Nigerian anti-counterfeiting startup Chekkit secures funding to scale blockchain-powered solutions

Nigerian anti-counterfeiting startup Chekkit has secured additional funding to help it scale its blockchain-powered drug security and tracking solution.

Formed at the Meltwater Entrepreneurial School of Technology (MEST) in Accra, Ghana in 2018, Check it out has built a platform that tracks product movement and the parties involved in the transfer of products from warehouse to distributor, and on to the end consumer.

Essentially, Chekkit is an analytics tool for anti-counterfeiting, asset tracking and consumer feedback. It produces tamper-proof unique ID labels, either as QR codes or numeric codes, which can be placed on premium packaged food and beverage products for supply chain tracking and consumer feedback.

The startup has so far helped secure over 50 million pharmaceuticals and consumables, and is poised for further growth after Nigeria’s National Agency for Food and Drug Administration and Control (NAFDAC) said pharmaceuticals will be mandated to implement end- to end serialization and traceability from the end of 2024.

To help capitalize on this opportunity to scale, Chekkit has raised an undisclosed round of funding from Adaverse, a Cardano ecosystem accelerator, with participation from existing investors such as RTA, HoaQ, Launch Africa Ventures and Blockchain Founders Fund. This comes after Chekkit was announced as the first approved GS1/NAFDAC traceability solutions provider in Nigeria, and follows a USD 500,000 pre-seed funding round it secured in 2021.

The funds will help Chekkit with more manufacturers across Nigeria and other regions of Africa, while expanding into new markets in India, the UK and the Middle East.

“Since raising our $500,000 pre-seed round in 2021, Chekkit has partnered and integrated its pharmaceutical traceability and consumer intelligence solution with SAP, enabling pharmaceutical brands that already use SAP’s Advanced Track and Trace platform to be able to collect and analyze last-mile patient data. The company has also integrated the GS1 global standards system, making our serialization software compliant with regulations in over 100 countries globally, says Dare Odumade, Chekkit’s CEO.

“We are currently exploring opportunities to optimize and strengthen supply chains for other African and Middle Eastern regions through partnerships with major pharmaceutical donors, manufacturers, governments and the United Nations Development Program (UNDP).
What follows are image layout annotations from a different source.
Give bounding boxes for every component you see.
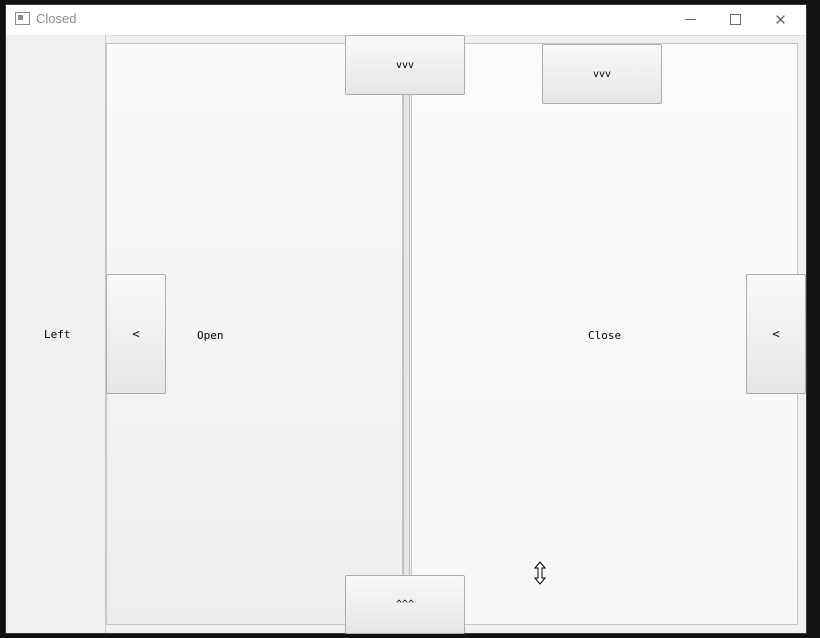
maximize-icon [730, 14, 741, 25]
open-label: Open [197, 329, 224, 342]
close-icon: ✕ [774, 10, 787, 29]
close-panel: Close [411, 43, 798, 625]
resize-vertical-cursor-icon [534, 561, 546, 585]
top-center-expand-button[interactable]: vvv [345, 35, 465, 95]
top-right-expand-button[interactable]: vvv [542, 44, 662, 104]
splitter-handle[interactable] [403, 93, 410, 575]
close-label: Close [588, 329, 622, 342]
close-panel-collapse-button[interactable]: < [746, 274, 806, 394]
app-window: Closed ✕ Left Open Close vvv vvv ^^^ < < [5, 4, 807, 634]
close-window-button[interactable]: ✕ [758, 5, 803, 34]
bottom-center-expand-button[interactable]: ^^^ [345, 575, 465, 634]
app-icon [15, 12, 30, 25]
minimize-icon [685, 19, 696, 20]
window-title: Closed [36, 11, 77, 26]
maximize-button[interactable] [713, 5, 758, 34]
left-label: Left [44, 328, 71, 341]
open-panel-collapse-button[interactable]: < [106, 274, 166, 394]
left-panel: Left [6, 35, 106, 633]
title-bar[interactable]: Closed ✕ [6, 5, 806, 36]
minimize-button[interactable] [668, 5, 713, 34]
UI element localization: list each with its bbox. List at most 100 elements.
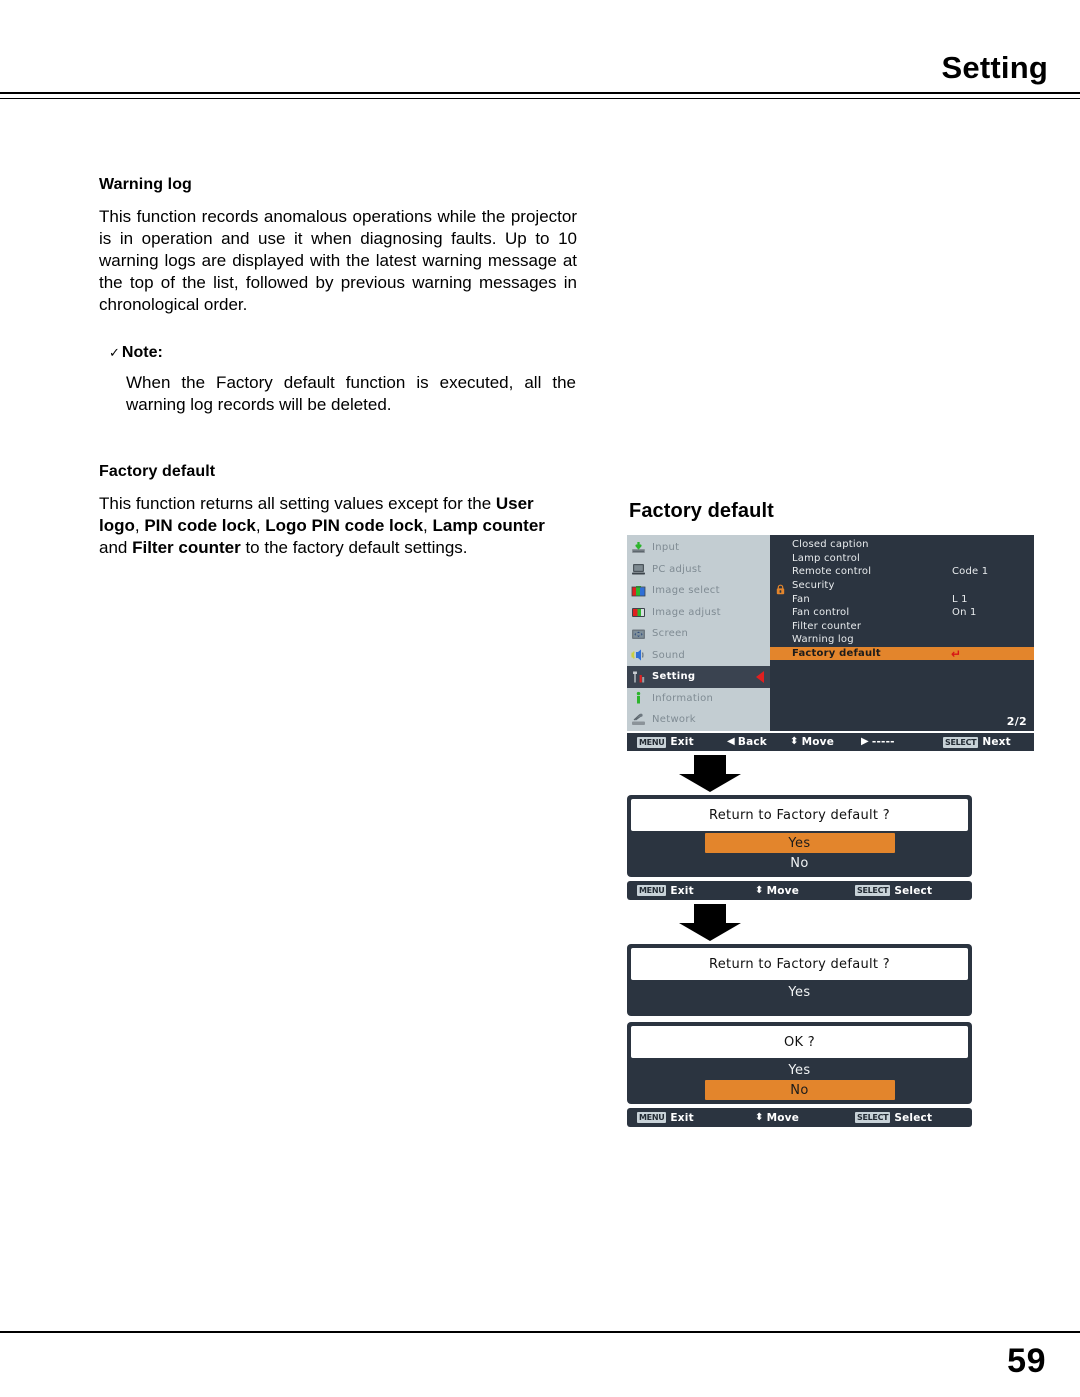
right-arrow-icon: ▶ xyxy=(861,736,869,747)
pc-adjust-icon xyxy=(631,562,646,576)
sidebar-item-sound[interactable]: Sound xyxy=(627,645,770,667)
hint-select[interactable]: SELECT Select xyxy=(855,1112,932,1124)
hint-label: Exit xyxy=(670,1111,694,1124)
dialog-question: Return to Factory default ? xyxy=(631,948,968,980)
osd-row-label: Fan xyxy=(792,593,810,605)
check-icon: ✓ xyxy=(109,345,120,360)
hint-move[interactable]: ⬍ Move xyxy=(755,885,799,897)
hint-back[interactable]: ◀ Back xyxy=(727,736,767,748)
osd-row-closed-caption[interactable]: Closed caption xyxy=(770,538,1034,552)
sidebar-label: Image adjust xyxy=(652,606,721,618)
osd-menu: Input PC adjust Image select Image adjus… xyxy=(627,535,1034,751)
factory-default-paragraph: This function returns all setting values… xyxy=(99,493,577,559)
hint-label: Next xyxy=(982,736,1011,748)
hint-exit[interactable]: MENU Exit xyxy=(637,1112,694,1124)
osd-row-value: On 1 xyxy=(952,607,977,619)
hint-move[interactable]: ⬍ Move xyxy=(755,1112,799,1124)
osd-row-security[interactable]: Security xyxy=(770,579,1034,594)
hint-label: Exit xyxy=(670,884,694,897)
osd-row-factory-default[interactable]: Factory default ↵ xyxy=(770,646,1034,661)
osd-row-value: Code 1 xyxy=(952,566,989,578)
hint-right[interactable]: ▶ ----- xyxy=(861,736,895,748)
select-keycap-icon: SELECT xyxy=(943,736,979,748)
sidebar-item-screen[interactable]: Screen xyxy=(627,623,770,645)
factory-default-heading: Factory default xyxy=(99,463,216,480)
note-label-row: ✓ Note: xyxy=(109,344,577,362)
left-arrow-icon: ◀ xyxy=(727,736,735,747)
hint-exit[interactable]: MENU Exit xyxy=(637,885,694,897)
hint-label: Select xyxy=(894,884,933,897)
osd-item-panel: Closed caption Lamp control Remote contr… xyxy=(770,535,1034,731)
osd-row-value: L 1 xyxy=(952,593,968,605)
osd-row-remote-control[interactable]: Remote control Code 1 xyxy=(770,565,1034,579)
screen-icon xyxy=(631,627,646,641)
flow-arrow-2-wrap xyxy=(627,900,1034,944)
dialog-options: Yes No xyxy=(631,831,968,873)
sidebar-label: Information xyxy=(652,692,714,704)
menu-keycap-icon: MENU xyxy=(637,1112,667,1123)
warning-log-paragraph: This function records anomalous operatio… xyxy=(99,207,577,314)
osd-row-label: Filter counter xyxy=(792,620,862,632)
figure-title: Factory default xyxy=(629,500,774,522)
warning-log-section: Warning log This function records anomal… xyxy=(99,176,577,416)
sidebar-label: Network xyxy=(652,714,696,726)
hint-exit[interactable]: MENU Exit xyxy=(637,736,694,748)
note-block: ✓ Note: When the Factory default function… xyxy=(99,344,577,416)
dialog-option-yes[interactable]: Yes xyxy=(631,982,968,1002)
hint-next[interactable]: SELECT Next xyxy=(943,736,1011,748)
page-number: 59 xyxy=(1007,1342,1046,1380)
setting-icon xyxy=(631,670,646,684)
hint-move[interactable]: ⬍ Move xyxy=(790,736,834,748)
return-arrow-icon: ↵ xyxy=(951,646,962,661)
osd-row-warning-log[interactable]: Warning log xyxy=(770,633,1034,647)
sidebar-item-network[interactable]: Network xyxy=(627,709,770,731)
hint-label: Move xyxy=(801,736,835,748)
dialog-2-stack: Return to Factory default ? Yes OK ? Yes… xyxy=(627,944,1039,1127)
sidebar-item-image-adjust[interactable]: Image adjust xyxy=(627,602,770,624)
hint-label: Exit xyxy=(670,736,694,748)
sidebar-item-information[interactable]: Information xyxy=(627,688,770,710)
down-arrow-icon xyxy=(675,904,745,942)
dialog-1-hint-bar: MENU Exit ⬍ Move SELECT Select xyxy=(627,881,972,900)
sidebar-item-pc-adjust[interactable]: PC adjust xyxy=(627,559,770,581)
sidebar-label: PC adjust xyxy=(652,563,702,575)
information-icon xyxy=(631,691,646,705)
dialog-return-to-factory-default-confirmed: Return to Factory default ? Yes xyxy=(627,944,972,1016)
dialog-option-no[interactable]: No xyxy=(704,1080,895,1100)
dialog-option-no[interactable]: No xyxy=(631,853,968,873)
osd-row-label: Remote control xyxy=(792,566,872,578)
fd-bold-5: Filter counter xyxy=(132,538,241,557)
hint-label: ----- xyxy=(871,736,895,748)
figure-column: Factory default Input PC adjust Image se… xyxy=(627,500,1039,1127)
hint-select[interactable]: SELECT Select xyxy=(855,885,932,897)
select-keycap-icon: SELECT xyxy=(855,885,891,896)
hint-label: Move xyxy=(766,1111,800,1124)
note-label: Note: xyxy=(121,344,163,361)
osd-page-indicator: 2/2 xyxy=(1006,715,1027,728)
hint-label: Move xyxy=(766,884,800,897)
osd-row-filter-counter[interactable]: Filter counter xyxy=(770,620,1034,634)
fd-text-3: , xyxy=(255,516,266,535)
sidebar-label: Input xyxy=(652,542,680,554)
dialog-option-yes[interactable]: Yes xyxy=(704,833,895,853)
page-title: Setting xyxy=(941,50,1048,85)
sidebar-item-input[interactable]: Input xyxy=(627,537,770,559)
page-header: Setting xyxy=(0,0,1080,100)
sidebar-item-setting[interactable]: Setting xyxy=(627,666,779,688)
osd-row-fan-control[interactable]: Fan control On 1 xyxy=(770,606,1034,620)
sidebar-item-image-select[interactable]: Image select xyxy=(627,580,770,602)
osd-row-label: Security xyxy=(792,580,835,592)
image-select-icon xyxy=(631,584,646,598)
up-down-arrow-icon: ⬍ xyxy=(790,736,799,747)
dialog-option-yes[interactable]: Yes xyxy=(631,1060,968,1080)
osd-row-lamp-control[interactable]: Lamp control xyxy=(770,552,1034,566)
up-down-arrow-icon: ⬍ xyxy=(755,1111,764,1123)
sidebar-label: Image select xyxy=(652,585,720,597)
flow-arrow-1-wrap xyxy=(627,751,1034,795)
osd-row-fan[interactable]: Fan L 1 xyxy=(770,592,1034,606)
warning-log-heading: Warning log xyxy=(99,176,192,193)
fd-bold-3: Logo PIN code lock xyxy=(265,516,424,535)
dialog-question: Return to Factory default ? xyxy=(631,799,968,831)
osd-sidebar: Input PC adjust Image select Image adjus… xyxy=(627,535,779,731)
osd-body: Input PC adjust Image select Image adjus… xyxy=(627,535,1034,731)
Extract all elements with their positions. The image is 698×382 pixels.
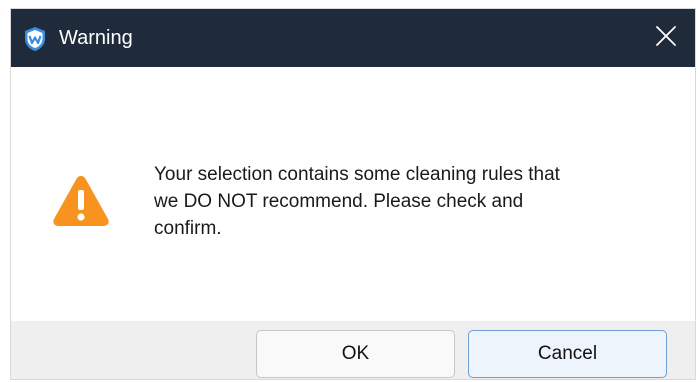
dialog-content: Your selection contains some cleaning ru… xyxy=(11,67,695,321)
cancel-button[interactable]: Cancel xyxy=(468,330,667,378)
title-bar: Warning xyxy=(11,9,695,67)
close-icon xyxy=(655,25,677,52)
shield-logo-icon xyxy=(23,26,47,52)
close-button[interactable] xyxy=(637,9,695,67)
ok-button[interactable]: OK xyxy=(256,330,455,378)
warning-message: Your selection contains some cleaning ru… xyxy=(154,164,560,239)
warning-dialog: Warning Your selection contains some cle… xyxy=(10,8,696,380)
warning-triangle-icon xyxy=(51,173,111,227)
button-bar: OK Cancel xyxy=(11,321,695,379)
window-title: Warning xyxy=(59,27,133,49)
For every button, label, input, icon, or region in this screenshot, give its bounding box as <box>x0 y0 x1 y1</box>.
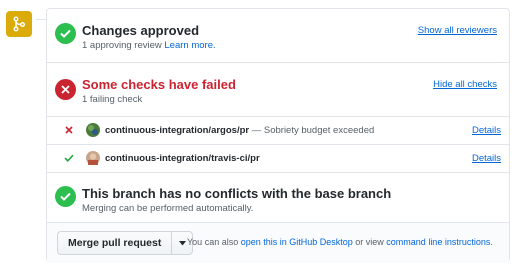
failing-check-count: 1 failing check <box>82 94 143 105</box>
note-prefix: You can also <box>187 237 241 247</box>
merge-status-box: Changes approved 1 approving review Lear… <box>46 8 510 263</box>
argos-avatar <box>86 123 100 137</box>
check-row-text: continuous-integration/travis-ci/pr <box>105 153 260 164</box>
note-suffix: . <box>490 237 493 247</box>
review-status-title: Changes approved <box>82 23 200 38</box>
check-name: continuous-integration/argos/pr <box>105 125 250 136</box>
travis-ci-avatar <box>86 151 100 165</box>
check-circle-icon <box>55 23 76 44</box>
check-row: continuous-integration/argos/pr — Sobrie… <box>47 117 509 145</box>
merge-actions-section: Merge pull request You can also open thi… <box>47 223 509 263</box>
check-details-link[interactable]: Details <box>472 125 501 136</box>
conflicts-section: This branch has no conflicts with the ba… <box>47 173 509 223</box>
note-middle: or view <box>352 237 387 247</box>
checks-status-title: Some checks have failed <box>82 77 236 92</box>
check-icon <box>63 152 75 164</box>
open-github-desktop-link[interactable]: open this in GitHub Desktop <box>241 237 353 247</box>
show-all-reviewers-link[interactable]: Show all reviewers <box>418 25 497 36</box>
check-name: continuous-integration/travis-ci/pr <box>105 153 260 164</box>
review-status-section: Changes approved 1 approving review Lear… <box>47 9 509 63</box>
merge-alternatives-note: You can also open this in GitHub Desktop… <box>187 237 493 247</box>
check-row: continuous-integration/travis-ci/pr Deta… <box>47 145 509 173</box>
conflicts-title: This branch has no conflicts with the ba… <box>82 186 392 201</box>
check-details-link[interactable]: Details <box>472 153 501 164</box>
checks-status-section: Some checks have failed 1 failing check … <box>47 63 509 117</box>
check-row-text: continuous-integration/argos/pr — Sobrie… <box>105 125 374 136</box>
conflicts-subtitle: Merging can be performed automatically. <box>82 203 254 214</box>
review-status-subtitle: 1 approving review Learn more. <box>82 40 216 51</box>
hide-all-checks-link[interactable]: Hide all checks <box>433 79 497 90</box>
git-merge-icon <box>6 11 32 37</box>
command-line-instructions-link[interactable]: command line instructions <box>386 237 490 247</box>
approving-review-count: 1 approving review <box>82 40 162 51</box>
check-circle-icon <box>55 186 76 207</box>
check-description: — Sobriety budget exceeded <box>249 125 375 136</box>
timeline-connector <box>36 19 46 29</box>
merge-button-group: Merge pull request <box>57 231 194 255</box>
learn-more-link[interactable]: Learn more. <box>164 40 215 51</box>
x-circle-icon <box>55 79 76 100</box>
x-icon <box>63 124 75 136</box>
merge-pull-request-button[interactable]: Merge pull request <box>58 232 173 254</box>
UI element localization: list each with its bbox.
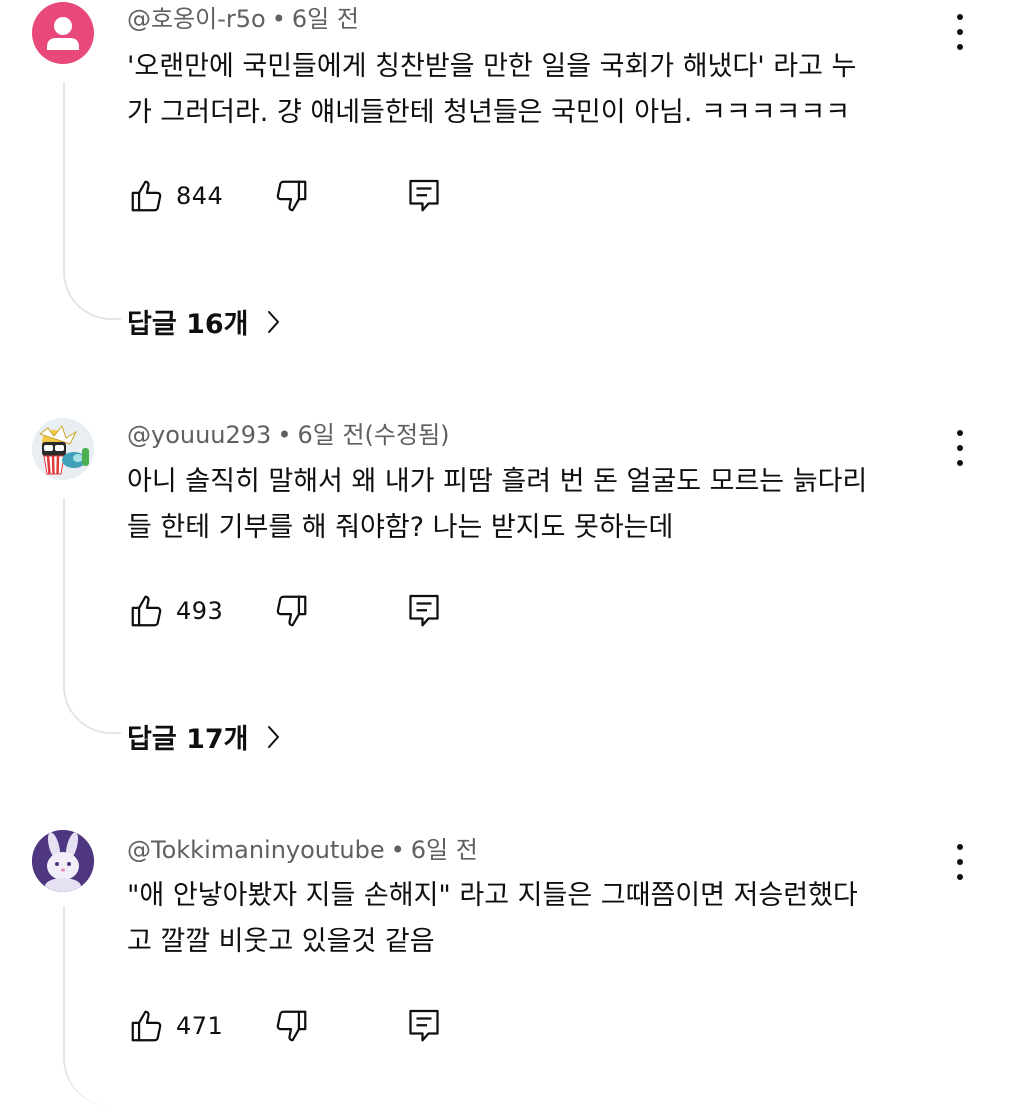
popcorn-character-icon <box>32 418 94 480</box>
comment-text: "애 안낳아봤자 지들 손해지" 라고 지들은 그때쯤이면 저승런했다 고 깔깔… <box>127 873 947 965</box>
comment-actions: 471 <box>124 1004 464 1048</box>
reply-button[interactable] <box>406 589 442 633</box>
more-vertical-icon[interactable] <box>944 842 976 882</box>
dislike-button[interactable] <box>272 174 310 218</box>
comment-text-line: 아니 솔직히 말해서 왜 내가 피땀 흘려 번 돈 얼굴도 모르는 늙다리 <box>127 466 868 497</box>
thumbs-up-icon <box>131 1010 162 1042</box>
more-vertical-icon[interactable] <box>944 428 976 468</box>
comment-meta: @Tokkimaninyoutube • 6일 전 <box>127 836 478 864</box>
view-replies-button[interactable]: 답글 16개 <box>127 302 281 341</box>
thumbs-down-icon <box>276 595 307 627</box>
avatar[interactable] <box>32 418 94 480</box>
replies-label: 답글 17개 <box>127 724 249 755</box>
comment-actions: 844 <box>124 174 464 218</box>
chevron-right-icon <box>267 310 279 333</box>
thumbs-down-icon <box>276 180 307 212</box>
like-count: 471 <box>176 1012 224 1040</box>
reply-button[interactable] <box>406 174 442 218</box>
avatar[interactable] <box>32 2 94 64</box>
like-count: 493 <box>176 597 224 625</box>
default-person-icon <box>47 17 79 50</box>
more-vertical-icon[interactable] <box>944 12 976 52</box>
dislike-button[interactable] <box>272 1004 310 1048</box>
author-handle[interactable]: @youuu293 <box>127 421 271 449</box>
thumbs-up-icon <box>131 595 162 627</box>
thread-line <box>63 906 121 1106</box>
reply-icon <box>409 1009 439 1042</box>
comment-time[interactable]: 6일 전(수정됨) <box>297 421 449 449</box>
thumbs-down-icon <box>276 1010 307 1042</box>
thread-line <box>63 82 121 320</box>
comment-meta: @youuu293 • 6일 전(수정됨) <box>127 421 450 449</box>
comment-actions: 493 <box>124 589 464 633</box>
like-count: 844 <box>176 182 224 210</box>
avatar[interactable] <box>32 830 94 892</box>
comment-text-line: 가 그러더라. 걍 얘네들한테 청년들은 국민이 아님. ㅋㅋㅋㅋㅋㅋ <box>127 97 851 128</box>
reply-button[interactable] <box>406 1004 442 1048</box>
author-handle[interactable]: @호옹이-r5o <box>127 5 266 33</box>
reply-icon <box>409 594 439 627</box>
like-button[interactable]: 493 <box>128 589 223 633</box>
like-button[interactable]: 844 <box>128 174 223 218</box>
reply-icon <box>409 179 439 212</box>
like-button[interactable]: 471 <box>128 1004 223 1048</box>
bunny-character-icon <box>32 830 94 892</box>
comment-text: '오랜만에 국민들에게 칭찬받을 만한 일을 국회가 해냈다' 라고 누 가 그… <box>127 44 947 136</box>
author-handle[interactable]: @Tokkimaninyoutube <box>127 836 385 864</box>
comment-text-line: 들 한테 기부를 해 줘야함? 나는 받지도 못하는데 <box>127 512 674 543</box>
chevron-right-icon <box>267 725 279 748</box>
comment-text-line: 고 깔깔 비웃고 있을것 같음 <box>127 926 435 957</box>
comment-meta: @호옹이-r5o • 6일 전 <box>127 5 359 33</box>
replies-label: 답글 16개 <box>127 309 249 340</box>
thumbs-up-icon <box>131 180 162 212</box>
thread-line <box>63 498 121 734</box>
comment-text: 아니 솔직히 말해서 왜 내가 피땀 흘려 번 돈 얼굴도 모르는 늙다리 들 … <box>127 459 947 551</box>
comment-text-line: "애 안낳아봤자 지들 손해지" 라고 지들은 그때쯤이면 저승런했다 <box>127 880 858 911</box>
view-replies-button[interactable]: 답글 17개 <box>127 717 281 756</box>
comment-time[interactable]: 6일 전 <box>411 836 478 864</box>
comment-text-line: '오랜만에 국민들에게 칭찬받을 만한 일을 국회가 해냈다' 라고 누 <box>127 51 857 82</box>
comment-time[interactable]: 6일 전 <box>292 5 359 33</box>
dislike-button[interactable] <box>272 589 310 633</box>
We are focusing part of our business on fixing the public pharmaceutical supply chains in these low- and middle-income countries.”

Vincent Li, founder of Adaverse, said Chekkit was not just another anti-counterfeiting solution.

“Rather, it aims to repair the prevailing rift in consumer-producer trust with the blockchain-secured channel, prioritizing consumer insights. We see the potential to transform the supply chain industry and disrupt the DataFi market, and we are excited to support the scaling of Chekkit’s infrastructure,” said he.